Strategic Communications and Marketing News Bureau

Analyst Kevin Phillips to speak at Cline Symposium March 17-18

CHAMPAIGN, Ill. – Kevin Phillips, a well-known political and economic analyst, media commentator and author, will be the special guest at the 2003 Cline Symposium March 17 and 18 (Monday and Tuesday) at the University of Illinois at Urbana-Champaign.

The topic for this year’s symposium is “Private Markets, Public Order and Human Welfare.” All of the Cline Symposium events are free and open to the public.

Phillips’ first appearance will be at the Cline Forum, which kicks off the symposium, at 3 p.m. March 17 in 314 Illini Union, 1401 W. Green St., Urbana.

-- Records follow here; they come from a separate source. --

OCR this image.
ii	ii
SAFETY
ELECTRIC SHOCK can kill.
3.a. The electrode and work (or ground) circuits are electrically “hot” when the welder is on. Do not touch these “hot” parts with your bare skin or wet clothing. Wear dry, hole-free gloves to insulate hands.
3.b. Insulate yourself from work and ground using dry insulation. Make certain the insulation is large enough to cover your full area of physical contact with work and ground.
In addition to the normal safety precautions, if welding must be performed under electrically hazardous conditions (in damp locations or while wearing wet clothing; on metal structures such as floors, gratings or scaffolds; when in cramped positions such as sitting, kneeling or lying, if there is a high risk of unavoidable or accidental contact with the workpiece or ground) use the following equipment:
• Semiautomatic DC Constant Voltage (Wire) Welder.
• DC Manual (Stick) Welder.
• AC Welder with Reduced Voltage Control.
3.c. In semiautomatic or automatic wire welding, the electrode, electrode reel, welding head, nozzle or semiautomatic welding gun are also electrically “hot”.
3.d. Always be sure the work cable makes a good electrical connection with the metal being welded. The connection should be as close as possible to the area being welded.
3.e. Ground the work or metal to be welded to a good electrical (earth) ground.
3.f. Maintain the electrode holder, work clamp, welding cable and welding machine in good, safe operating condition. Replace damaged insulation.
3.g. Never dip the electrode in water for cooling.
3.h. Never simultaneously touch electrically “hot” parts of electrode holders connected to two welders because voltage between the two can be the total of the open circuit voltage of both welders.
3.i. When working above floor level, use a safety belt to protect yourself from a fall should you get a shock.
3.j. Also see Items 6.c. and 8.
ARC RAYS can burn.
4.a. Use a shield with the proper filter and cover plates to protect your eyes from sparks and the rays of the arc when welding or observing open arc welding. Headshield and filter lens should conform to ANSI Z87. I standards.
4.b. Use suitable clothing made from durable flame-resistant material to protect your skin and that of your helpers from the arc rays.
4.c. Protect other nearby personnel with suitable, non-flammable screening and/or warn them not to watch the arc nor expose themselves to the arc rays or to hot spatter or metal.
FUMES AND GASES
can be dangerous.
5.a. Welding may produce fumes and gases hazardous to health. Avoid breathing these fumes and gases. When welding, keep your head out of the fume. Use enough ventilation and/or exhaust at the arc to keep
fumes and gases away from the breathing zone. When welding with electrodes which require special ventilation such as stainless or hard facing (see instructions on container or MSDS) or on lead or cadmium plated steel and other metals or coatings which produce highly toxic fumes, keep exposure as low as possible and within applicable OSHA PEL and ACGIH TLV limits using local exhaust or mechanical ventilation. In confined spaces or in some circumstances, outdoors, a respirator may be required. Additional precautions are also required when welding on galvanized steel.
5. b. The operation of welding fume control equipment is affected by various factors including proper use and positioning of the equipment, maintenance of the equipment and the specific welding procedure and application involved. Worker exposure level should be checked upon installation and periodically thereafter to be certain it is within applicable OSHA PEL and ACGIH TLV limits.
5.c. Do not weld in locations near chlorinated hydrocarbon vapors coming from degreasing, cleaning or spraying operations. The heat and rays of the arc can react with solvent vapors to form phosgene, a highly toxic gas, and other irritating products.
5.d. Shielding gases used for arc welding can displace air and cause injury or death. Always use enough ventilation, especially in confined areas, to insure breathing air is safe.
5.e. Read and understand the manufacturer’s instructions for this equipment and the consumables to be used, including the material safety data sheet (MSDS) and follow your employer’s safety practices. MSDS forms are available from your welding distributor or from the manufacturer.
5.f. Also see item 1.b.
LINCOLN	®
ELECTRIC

The forum, in the format of a panel discussion, will focus on “Free Markets and Human Welfare in the Global Era: Competing Strategies for Providing Public Goods in the U.S.” Other panelists – all faculty members at Illinois – and their departments are Jeffrey Brown, finance; Richard Kaplan, law; Dianne Pinderhughes, political science; and Elizabeth Powers, finance and the Institute of Government and Public Affairs (IGPA). Jack Knott, IGPA, will moderate the panel.

At 7:30 p.m. that same evening, Phillips will give the symposium keynote lecture in 141 Wohlers Hall Auditorium, 1206 S. Sixth St., Champaign. His lecture is titled “Wealth and Democracy,” after the title of his most recent book, which, according to Bill Moyers, focuses on “how big money and political power are the invisible hand in the hidden story of the American experience.”

On Tuesday, distinguished alumni of the political science department will take part in discussions with students enrolled in the semester-long “Cline Seminar on Global Markets: Wealth and Human Welfare.”

Phillips’ first book, “The Emerging Republican Majority,” presaged the realignments of political parties in the United States.

Phillips’ long-term focus on economics and politics has produced two other books: “The Politics of Rich and Poor: Wealth and the American Electorate in the Reagan Aftermath,” and “Boiling Point: Democrats, Republicans, and the Decline of Middle-Class Prosperity.”

The Richard G. and Carole J. Cline Symposium is an annual event sponsored by the department of political science and the College of Liberal Arts and Sciences.

Previous keynote speakers were John B. Anderson, Thomas L. Friedman, Samuel Huntington, Robert Putman, Edward O. Wilson, James Q. Wilson and Theda Skocpol.